I don’t know enough about your industry to make a recommendation.

But in most cases, getting a masters from the same university as your undergrad is at best a missed opportunity. Most people can get advanced degree from a school with a better reputation than their undergrad.

A hiring manager may raise an eyebrow at someone who didn’t do that, especially from a lower-tier school.

It’s a mid-tier.

This is getting to be hopeless. People will be glad to help you but they can’t with responses like this. I think you don’t need to go to graduate school at all until you have taken some Communications classes. You may be the biggest genius in the world when it comes to abstract math but no one will have a paying job for you if you don’t greatly improve your articulation and people skills.

We have a person on this board that has a PhD in math and no real job and may never get one. I am sure he will be more than happy to tell you what a mistake it all was because he had no real end goal and only did it because of his parents. Would that help clarify things for you?

You seem to be under the delusion that someone just has to follow a formula to get some unspecified job that you won’t reveal. It doesn’t work that way. This isn’t Japan. Some people from lower ranked schools go on to do great things while many people from top ranked schools fizzle out but none of that is predetermined.

Graduation is just the beginning and not the end of your career and it is mostly self-determined with an infinite number of paths. If you can’t give at least a vague idea of what that path looks like to you, then nobody else can help you.

Yeah, this.

At my CSU, there is a HUGE tendency that I’ve noticed for persons in my major (which, incidentally, is Communications, so non-STEM) to just stick around and get their MA from the same school. Not to disparage the graduate program here - because I very well might have considered it if I hadn’t gone here for undergrad - but I just don’t understand why so many of my fellow students are sticking around and not venturing elsewhere. Note that this tendency is also fairly common in the Political Science and Psychology departments as well, at least from what I’ve witnessed.

Unless you’ve gone to an Ivy for undergrad, I just find it hard to justify staying at the same school for any graduate work. Such decisions are generally frowned upon. Of course, many employers might not care at all, but diversity in your education is definitely a plus.

I’m in a similar situation as the OP in that I am also very near to finishing my undergrad work and am preparing to apply to grad programs. I am also at the point where many of the instructors in my department are actively trying to recruit me for the grad program here. To say that I would be reluctant to stick around at the MA level would be a huge understatement, for sure.

But I’m also much more eager to go to the PhD level, too, and CSU’s obviously don’t provide those aside from Ed.D’s.

It may be a mid-tier CSU, but in the world of “schools that have masters programs”, it is almost certainly lower tier. The exception would be if your school has a nationally known specialization in your specialization.

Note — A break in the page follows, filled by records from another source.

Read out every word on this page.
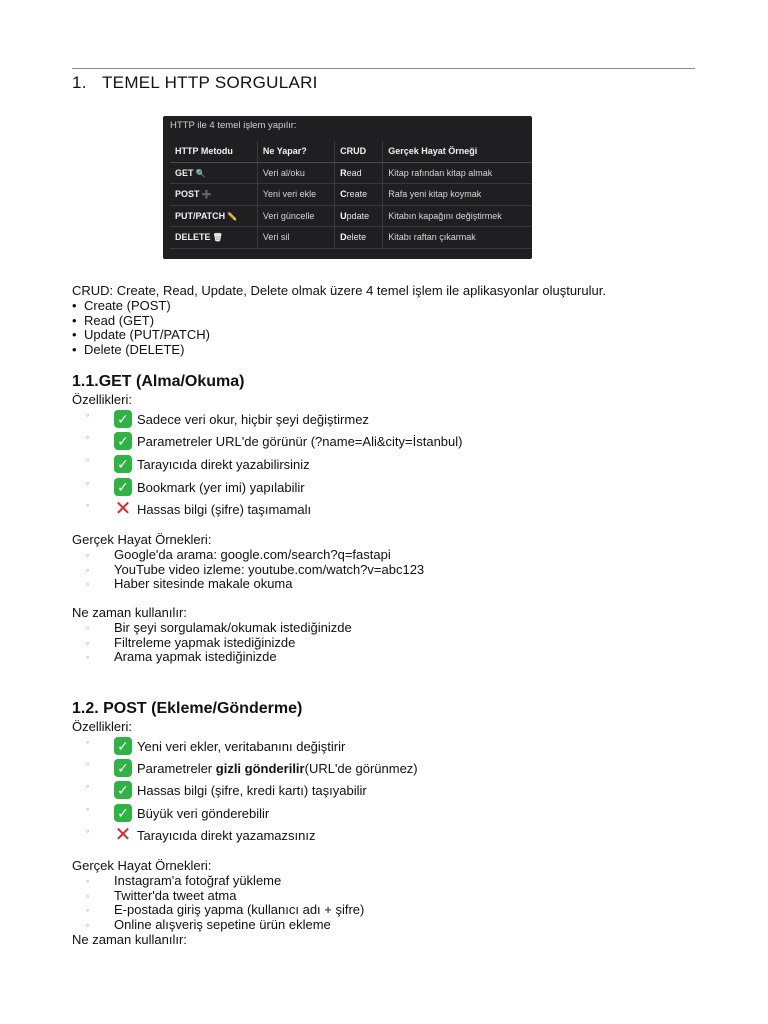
1. TEMEL HTTP SORGULARI
HTTP ile 4 temel işlem yapılır:
HTTP Metodu	Ne Yapar?	CRUD	Gerçek Hayat Örneği
GET 🔍	Veri al/oku	Read	Kitap rafından kitap almak
POST ➕	Yeni veri ekle	Create	Rafa yeni kitap koymak
PUT/PATCH ✏️	Veri güncelle	Update	Kitabın kapağını değiştirmek
DELETE 🗑	Veri sil	Delete	Kitabı raftan çıkarmak
CRUD: Create, Read, Update, Delete olmak üzere 4 temel işlem ile aplikasyonlar oluşturulur.
• Create (POST)
• Read (GET)
• Update (PUT/PATCH)
• Delete (DELETE)
1.1.GET (Alma/Okuma)
Özellikleri:
◦	✓ Sadece veri okur, hiçbir şeyi değiştirmez
◦	✓ Parametreler URL'de görünür (?name=Ali&city=İstanbul)
◦	✓ Tarayıcıda direkt yazabilirsiniz
◦	✓ Bookmark (yer imi) yapılabilir
◦	✕ Hassas bilgi (şifre) taşımamalı
Gerçek Hayat Örnekleri:
◦ Google'da arama: google.com/search?q=fastapi
◦ YouTube video izleme: youtube.com/watch?v=abc123
◦ Haber sitesinde makale okuma
Ne zaman kullanılır:
◦ Bir şeyi sorgulamak/okumak istediğinizde
◦ Filtreleme yapmak istediğinizde
◦ Arama yapmak istediğinizde
1.2. POST (Ekleme/Gönderme)
Özellikleri:
◦	✓ Yeni veri ekler, veritabanını değiştirir
◦	✓ Parametreler
gizli gönderilir (URL'de görünmez)
◦	✓ Hassas bilgi (şifre, kredi kartı) taşıyabilir
◦	✓ Büyük veri gönderebilir
◦	✕ Tarayıcıda direkt yazamazsınız
Gerçek Hayat Örnekleri:
◦ Instagram'a fotoğraf yükleme
◦ Twitter'da tweet atma
◦ E-postada giriş yapma (kullanıcı adı + şifre)
◦ Online alışveriş sepetine ürün ekleme
Ne zaman kullanılır:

I generally advise people not to get a masters unless there is a specific job or well-defined career path that absolutely needs one, or they are preparing for a career change. In many fields a masters doesn’t give any advantage over two year of work experience, and if you do need one later, many employers offer tuition benefits.

And of course, your degree is just a small part of what will land your first job. Equally (or even more) important are the internships, part-time jobs and research that you are doing right now. A higher-tier school will usually offer better opportunities in this regard, but if you really hustle you can probably make these opportunities for yourself anywhere. But if you aren’t putting real thought and effort in to this, you’ll be at a huge disadvantage, because you are competing with people who are.

I’m open to doing anything that’s high-paying.

So are you this uncommunicative in one-on-one conversations? You must be great fun on dates.

But if you want to make money, forget about getting a master’s degree in mathematics (even pure mathematics). Instead, get an MBA (from a good school, not a state university) and get a job on Wall Street.